Environment

Scott Pruitt is Blocking a Report on Contaminated Water Near Military Bases

Written by SK Ashby

According to emails obtained under the Freedom of Information Act, Environmental Protection Agency (EPA) administrator Scott Pruitt is blocking the Department of Health and Human Services (HHS) from releasing the results of a sweeping study on toxic chemicals for purely political reasons.

The Department of Health reportedly shared the results of the study on toxic chemicals with the White House and the White House enlisted the help of Scott Pruitt to block the study's release.

“The public, media, and Congressional reaction to these numbers is going to be huge,” one unidentified White House aide said in an email forwarded on Jan. 30 by James Herz, a political appointee who oversees environmental issues at the OMB. The email added: “The impact to EPA and [the Defense Department] is going to be extremely painful.
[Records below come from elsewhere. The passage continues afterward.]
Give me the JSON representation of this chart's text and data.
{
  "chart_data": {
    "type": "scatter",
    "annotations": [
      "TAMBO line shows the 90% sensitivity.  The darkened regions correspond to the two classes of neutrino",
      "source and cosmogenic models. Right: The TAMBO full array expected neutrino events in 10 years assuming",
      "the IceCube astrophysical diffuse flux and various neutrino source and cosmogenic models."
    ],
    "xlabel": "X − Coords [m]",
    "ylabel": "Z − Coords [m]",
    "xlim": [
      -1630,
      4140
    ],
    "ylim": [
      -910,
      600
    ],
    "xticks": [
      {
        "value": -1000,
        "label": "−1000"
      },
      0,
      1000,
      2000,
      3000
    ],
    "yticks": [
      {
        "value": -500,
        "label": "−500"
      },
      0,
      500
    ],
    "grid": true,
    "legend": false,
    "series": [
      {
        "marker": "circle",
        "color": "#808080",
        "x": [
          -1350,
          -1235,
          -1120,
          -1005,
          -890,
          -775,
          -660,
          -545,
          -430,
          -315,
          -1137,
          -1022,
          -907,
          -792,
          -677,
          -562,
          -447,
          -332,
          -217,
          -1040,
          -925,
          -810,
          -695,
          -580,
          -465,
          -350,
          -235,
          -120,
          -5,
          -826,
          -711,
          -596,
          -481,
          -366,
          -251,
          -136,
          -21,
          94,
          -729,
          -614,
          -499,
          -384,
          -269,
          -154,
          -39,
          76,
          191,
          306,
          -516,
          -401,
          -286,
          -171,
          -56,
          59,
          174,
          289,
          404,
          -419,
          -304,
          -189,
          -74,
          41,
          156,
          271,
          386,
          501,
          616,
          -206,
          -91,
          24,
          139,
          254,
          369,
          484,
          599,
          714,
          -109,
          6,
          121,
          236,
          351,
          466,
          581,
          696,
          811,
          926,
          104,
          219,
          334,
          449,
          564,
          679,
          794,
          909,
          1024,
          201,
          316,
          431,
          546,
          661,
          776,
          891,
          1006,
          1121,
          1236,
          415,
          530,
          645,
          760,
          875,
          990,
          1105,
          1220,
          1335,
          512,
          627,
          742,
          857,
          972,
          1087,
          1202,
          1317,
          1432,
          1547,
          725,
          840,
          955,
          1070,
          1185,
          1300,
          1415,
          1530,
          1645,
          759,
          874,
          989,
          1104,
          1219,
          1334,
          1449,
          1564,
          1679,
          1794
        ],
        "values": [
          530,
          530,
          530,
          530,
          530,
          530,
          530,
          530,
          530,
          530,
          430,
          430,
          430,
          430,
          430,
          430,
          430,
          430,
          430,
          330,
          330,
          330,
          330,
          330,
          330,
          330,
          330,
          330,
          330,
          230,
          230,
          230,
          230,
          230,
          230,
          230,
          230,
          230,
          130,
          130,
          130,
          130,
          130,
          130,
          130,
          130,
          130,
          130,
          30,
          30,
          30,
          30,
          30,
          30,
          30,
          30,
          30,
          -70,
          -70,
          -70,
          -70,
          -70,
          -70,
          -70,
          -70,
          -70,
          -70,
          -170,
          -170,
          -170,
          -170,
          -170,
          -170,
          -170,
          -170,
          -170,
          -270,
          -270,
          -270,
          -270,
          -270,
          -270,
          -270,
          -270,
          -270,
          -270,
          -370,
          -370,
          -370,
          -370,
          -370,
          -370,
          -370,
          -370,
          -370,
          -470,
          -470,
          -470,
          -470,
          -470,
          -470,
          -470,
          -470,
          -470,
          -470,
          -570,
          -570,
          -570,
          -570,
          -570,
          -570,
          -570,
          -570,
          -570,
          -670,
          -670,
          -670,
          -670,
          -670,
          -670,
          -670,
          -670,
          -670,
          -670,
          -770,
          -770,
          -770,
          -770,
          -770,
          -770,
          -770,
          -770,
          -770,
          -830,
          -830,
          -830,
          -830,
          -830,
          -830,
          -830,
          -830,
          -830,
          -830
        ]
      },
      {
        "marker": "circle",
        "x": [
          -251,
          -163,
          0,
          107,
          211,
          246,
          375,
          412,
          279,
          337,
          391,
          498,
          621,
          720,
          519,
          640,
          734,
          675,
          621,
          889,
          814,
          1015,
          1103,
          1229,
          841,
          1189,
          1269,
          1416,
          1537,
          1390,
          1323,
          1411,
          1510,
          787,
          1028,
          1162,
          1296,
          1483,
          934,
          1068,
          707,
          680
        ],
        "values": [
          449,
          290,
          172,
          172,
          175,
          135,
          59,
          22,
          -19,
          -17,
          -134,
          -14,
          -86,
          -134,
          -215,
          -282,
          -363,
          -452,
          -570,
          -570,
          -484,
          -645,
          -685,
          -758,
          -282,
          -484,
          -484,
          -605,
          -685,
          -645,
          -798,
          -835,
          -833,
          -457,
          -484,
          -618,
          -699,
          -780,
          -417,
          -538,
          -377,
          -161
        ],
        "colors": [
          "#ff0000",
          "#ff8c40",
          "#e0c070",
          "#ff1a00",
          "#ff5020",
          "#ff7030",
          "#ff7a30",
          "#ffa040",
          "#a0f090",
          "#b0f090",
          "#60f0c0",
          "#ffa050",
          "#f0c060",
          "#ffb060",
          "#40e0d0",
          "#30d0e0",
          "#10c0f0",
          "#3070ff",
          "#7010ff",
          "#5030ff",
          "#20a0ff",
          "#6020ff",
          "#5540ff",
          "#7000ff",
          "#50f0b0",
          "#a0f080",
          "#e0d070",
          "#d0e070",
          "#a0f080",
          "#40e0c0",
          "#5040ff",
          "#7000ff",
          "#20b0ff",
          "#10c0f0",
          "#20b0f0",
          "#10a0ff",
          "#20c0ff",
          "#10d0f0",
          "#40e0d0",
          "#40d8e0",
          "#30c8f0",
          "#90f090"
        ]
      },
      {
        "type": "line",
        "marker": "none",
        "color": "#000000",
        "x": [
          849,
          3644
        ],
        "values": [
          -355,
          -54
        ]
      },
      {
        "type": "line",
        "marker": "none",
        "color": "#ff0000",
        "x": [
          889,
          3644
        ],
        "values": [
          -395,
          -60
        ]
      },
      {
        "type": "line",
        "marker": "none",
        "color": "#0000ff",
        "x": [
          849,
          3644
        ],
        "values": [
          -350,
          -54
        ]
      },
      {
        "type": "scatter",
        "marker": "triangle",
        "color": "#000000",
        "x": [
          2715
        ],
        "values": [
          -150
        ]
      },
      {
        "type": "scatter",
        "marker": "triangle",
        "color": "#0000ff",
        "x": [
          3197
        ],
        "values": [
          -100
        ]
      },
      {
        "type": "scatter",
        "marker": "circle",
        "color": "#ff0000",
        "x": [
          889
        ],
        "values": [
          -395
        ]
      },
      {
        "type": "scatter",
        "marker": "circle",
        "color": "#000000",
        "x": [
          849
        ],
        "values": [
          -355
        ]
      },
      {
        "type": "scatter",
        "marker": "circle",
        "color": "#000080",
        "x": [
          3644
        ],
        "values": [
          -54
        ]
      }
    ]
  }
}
We (DoD and EPA) cannot seem to get ATSDR to realize the potential public relations nightmare this is going to be.”

More than three months later, the draft study remains unpublished, and the HHS unit says it has no scheduled date to release it for public comment.

In short, a scientific study conducted by the HHS Agency for Toxic Substances and Disease Registry (ATSDR) is not being released to the public because it would be political damaging.

We don't know exactly what the study says, but it reportedly shows that the level of toxic chemicals previously considered to be "safe" by the EPA is actually not safe at all.

Pruitt's chief of staff told Politico the report hasn't been released yet because it hasn't been reviewed for continuity between agencies, but I think that's a weak way of saying they're still trying to figure out how they're going to whitewash the report.

Speaking of which:

Nancy Beck, deputy assistant administrator for EPA's Office of Chemical Safety and Pollution Prevention, suggested elevating the study to OMB's Office of Information and Regulatory Affairs to coordinate an interagency review. Beck, who worked as a toxicologist in that office for 10 years, suggested it would be a "good neutral arbiter" of the dispute.

I would have considered the Office of Management and Budget (OMB) to be a "good neutral arbiter" before Trump appointed Mick Mulvaney to oversee it.

Mulvaney is the man who cooks the books.

The good news is now that we know this report exists, and now that we know the White House doesn't want it released, every environmental group, the press, and possibly even local governments will be filing for its release.